Yesterday, Canopy Growth (TSX: WEED) (NASDAQ: CGC) and The Supreme Cannabis Company (TSX: FIRE) (OTCQX: SPRWF) (FRA: 53S1) collectively announced that Canopy would acquire all of Supreme’s shares for a price-tag of $435 million, on a fully diluted basis. As a result, Supreme shareholders would receive $0.01 of a Canopy common share for each Supreme share in their possession. 

A press release detailing the news suggested that the transaction would help solidify Canopy, a company that has reported losses of more than $2 billion in less than two years, as a “leader” in the Canadian recreational market. 

Canopy: the same company that less than a month ago, took out a $750 million loan. The same company that in 2018 touted scale as an important factor for growth, but in 2020 shutdown five of its facilities across Canada and sold its BC greenhouses at a huge loss. The same company that has laid off well over 1,000 employees since March 2020, but somehow found a way to pay its CEO $45 million in just one year. 

One need not be a mathematician, an investor, or even interested in the cannabis industry to recognize the problem with this picture.
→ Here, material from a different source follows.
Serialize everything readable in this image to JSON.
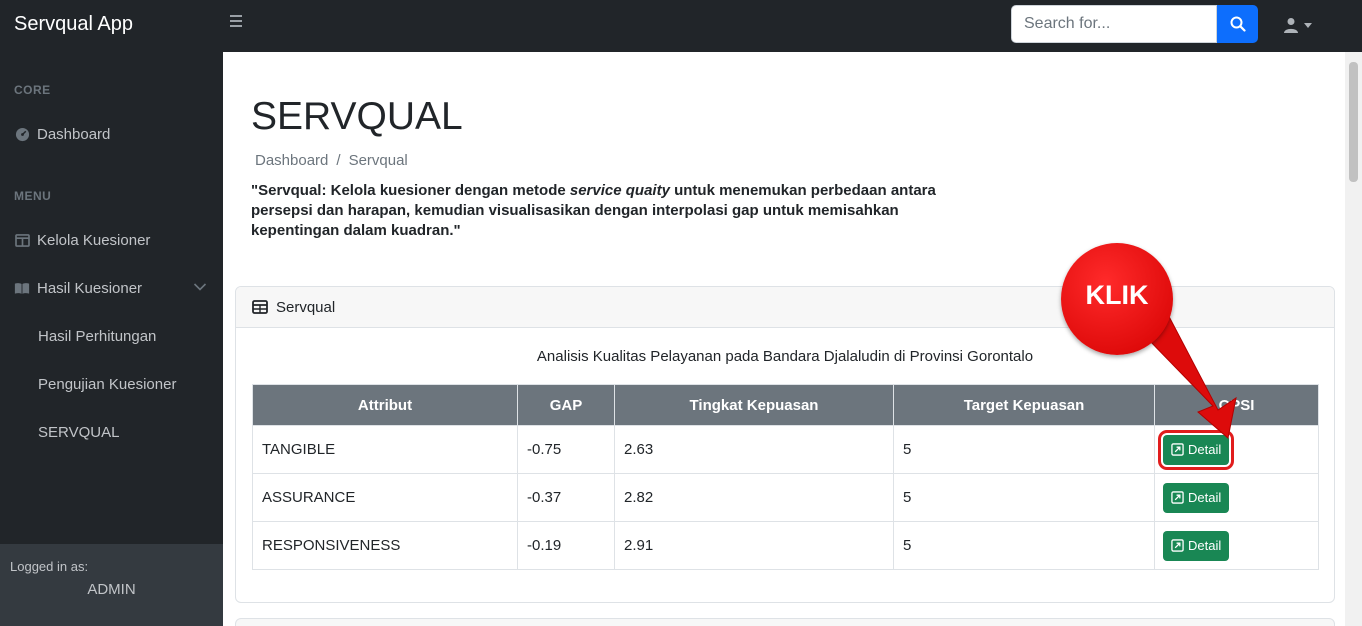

As pointed out in a thread by MJBizDaily editor Matt Lamers, Canopy Growth has earned a reputation of its own, and that may not bode well for beloved company Supreme. 

Will Quality Still Reign Supreme?

Not too long ago, Supreme, hailed as one of the country’s top cannabis companies, won Best Brand of the Year at the Canadian Cannabis Awards for its premium brand, 7ACRES. Since its inception the brand has been marketed as top-shelf, with Supreme even going so far as to trademark the term “High End Cannabis.” 

Public feedback towards the company and its other brands (at least from this writer’s perspective) has been largely positive. The same cannot be said about the quality of cannabis sold under Canopy’s brands. (As it turns out, celebrity branding deals don’t make up for dry, flavourless cannabis.)

While the addition of Supreme’s premium brands to its portfolio could benefit shareholders in the short-term, the way Canopy manages this deal in the coming months will determine whether or not 7ACRES remains truly “high-end.” Details have yet to be released about how the acquisition could affect cultivation processes at Supreme’s brands, though my fingers are crossed that Canopy’s leadership recognizes they ought to avoid messing with a good thing.

According to Canopy CEO David Klein, who was interviewed about the deal in the Financial Post, the acquisition will allow the company “to create the really strong, home-market anchor point that we want for Canopy, which allows us to invest in our consumer more than anybody else and create products that excite our consumers.” 

But the question remains: will 7ACRES’ loyal consumers continue to buy the brand now that it’s been scooped up by one of the biggest fish in the pond?

Rather than clean up its mess here in Canada, Canopy is gearing up to join the one south of the border: while Klein noted Canopy still has $2.5 billion in cash on its balance sheet, he said most will go to investments focused in the U.S. and German markets.